Initially, cannabis research at the Northwell lab will focus on how it can help or harm people with mental health disorders, like anxiety and bipolar disorder, which will set it apart from most other labs that study marijuana, Vadhan said. Later research may look at the potential benefits of cannabis for other medical conditions, he said.

The lab also will examine alcohol use among people with mental illness, who have a higher rate of use of alcohol and other substances than the general public, he said. One goal is to examine what motivates people with mental disorders to drink and use other substances, even though those substances can exacerbate their symptoms, he said.

Cannabis misinformation

The cannabis research is especially important amid widespread beliefs that marijuana helps treat a wide array of ailments, Haney said.

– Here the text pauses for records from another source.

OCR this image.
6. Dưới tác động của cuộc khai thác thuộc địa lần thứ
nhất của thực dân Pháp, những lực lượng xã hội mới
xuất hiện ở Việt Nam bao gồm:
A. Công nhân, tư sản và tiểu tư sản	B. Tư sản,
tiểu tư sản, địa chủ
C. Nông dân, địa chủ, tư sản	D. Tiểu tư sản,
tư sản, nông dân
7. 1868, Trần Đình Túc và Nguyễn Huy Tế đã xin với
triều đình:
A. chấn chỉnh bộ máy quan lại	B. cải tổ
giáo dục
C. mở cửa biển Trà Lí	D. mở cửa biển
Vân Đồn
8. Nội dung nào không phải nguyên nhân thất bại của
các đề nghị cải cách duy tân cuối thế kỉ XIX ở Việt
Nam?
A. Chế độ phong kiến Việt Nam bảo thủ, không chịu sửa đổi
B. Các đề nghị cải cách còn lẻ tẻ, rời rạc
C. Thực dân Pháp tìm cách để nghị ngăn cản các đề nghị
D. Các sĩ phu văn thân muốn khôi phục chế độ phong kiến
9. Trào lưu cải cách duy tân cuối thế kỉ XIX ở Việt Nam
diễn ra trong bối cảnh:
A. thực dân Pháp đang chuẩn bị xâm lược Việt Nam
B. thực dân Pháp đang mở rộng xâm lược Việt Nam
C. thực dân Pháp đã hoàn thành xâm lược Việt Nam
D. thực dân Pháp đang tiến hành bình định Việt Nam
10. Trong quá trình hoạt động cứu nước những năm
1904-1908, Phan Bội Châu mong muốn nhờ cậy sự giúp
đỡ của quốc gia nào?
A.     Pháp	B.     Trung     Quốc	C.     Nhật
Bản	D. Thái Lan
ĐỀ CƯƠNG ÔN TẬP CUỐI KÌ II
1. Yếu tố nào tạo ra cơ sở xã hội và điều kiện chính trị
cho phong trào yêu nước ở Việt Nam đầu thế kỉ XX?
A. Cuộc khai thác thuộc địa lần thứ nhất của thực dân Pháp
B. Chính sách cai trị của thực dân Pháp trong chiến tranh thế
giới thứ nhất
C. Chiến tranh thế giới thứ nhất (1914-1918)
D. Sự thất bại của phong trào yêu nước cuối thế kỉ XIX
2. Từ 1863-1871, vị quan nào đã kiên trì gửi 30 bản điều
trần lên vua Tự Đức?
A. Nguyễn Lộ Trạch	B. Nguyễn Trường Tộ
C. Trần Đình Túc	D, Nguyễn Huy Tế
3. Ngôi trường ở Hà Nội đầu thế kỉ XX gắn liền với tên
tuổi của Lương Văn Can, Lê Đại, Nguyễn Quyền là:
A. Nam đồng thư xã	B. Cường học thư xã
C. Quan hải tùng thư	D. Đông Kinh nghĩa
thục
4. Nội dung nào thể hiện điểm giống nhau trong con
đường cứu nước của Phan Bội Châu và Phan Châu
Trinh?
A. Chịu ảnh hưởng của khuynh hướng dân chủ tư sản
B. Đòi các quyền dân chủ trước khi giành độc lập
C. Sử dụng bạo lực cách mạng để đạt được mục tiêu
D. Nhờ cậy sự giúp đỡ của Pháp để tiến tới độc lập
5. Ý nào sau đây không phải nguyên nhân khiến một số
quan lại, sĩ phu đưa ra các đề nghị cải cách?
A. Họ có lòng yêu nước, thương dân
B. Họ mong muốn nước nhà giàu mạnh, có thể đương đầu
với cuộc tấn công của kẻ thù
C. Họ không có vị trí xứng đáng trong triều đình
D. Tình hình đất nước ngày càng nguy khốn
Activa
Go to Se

Evidence clearly indicates that cannabis has some medical uses — such as to reduce nausea in people on chemotherapy and to increase appetite — but studies are much less conclusive on combating chronic pain, anxiety and sleep problems, the three most common conditions for which people use cannabis, she said.

Dr. Diana Martins-Welch, director of supportive oncology at Northwell’s R.J. Zuckerberg Cancer Center, has recommended cannabis to more than 2,000 cancer patients over the past decade. The large majority report benefits, including reduced nausea and pain, a bigger appetite, better sleep, and less anxiety.

Martins-Welch’s focus is improving patients’ quality of life, including for those who may only have months to live.

“In hospice care, we’re just looking to help patients live better and be more comfortable,” she said. “I’m not waiting for the data to be produced, because my patients don’t have that kind of time.”

But the lack of extensive research on cannabis prevents some health care providers from recommending it, one reason labs like the new Northwell one are so important, she said. Research also will help physicians like herself who currently recommend cannabis better understand how to best use it to help their patients, she said.

“There’s a lot more that we don’t know than we do know,” she said.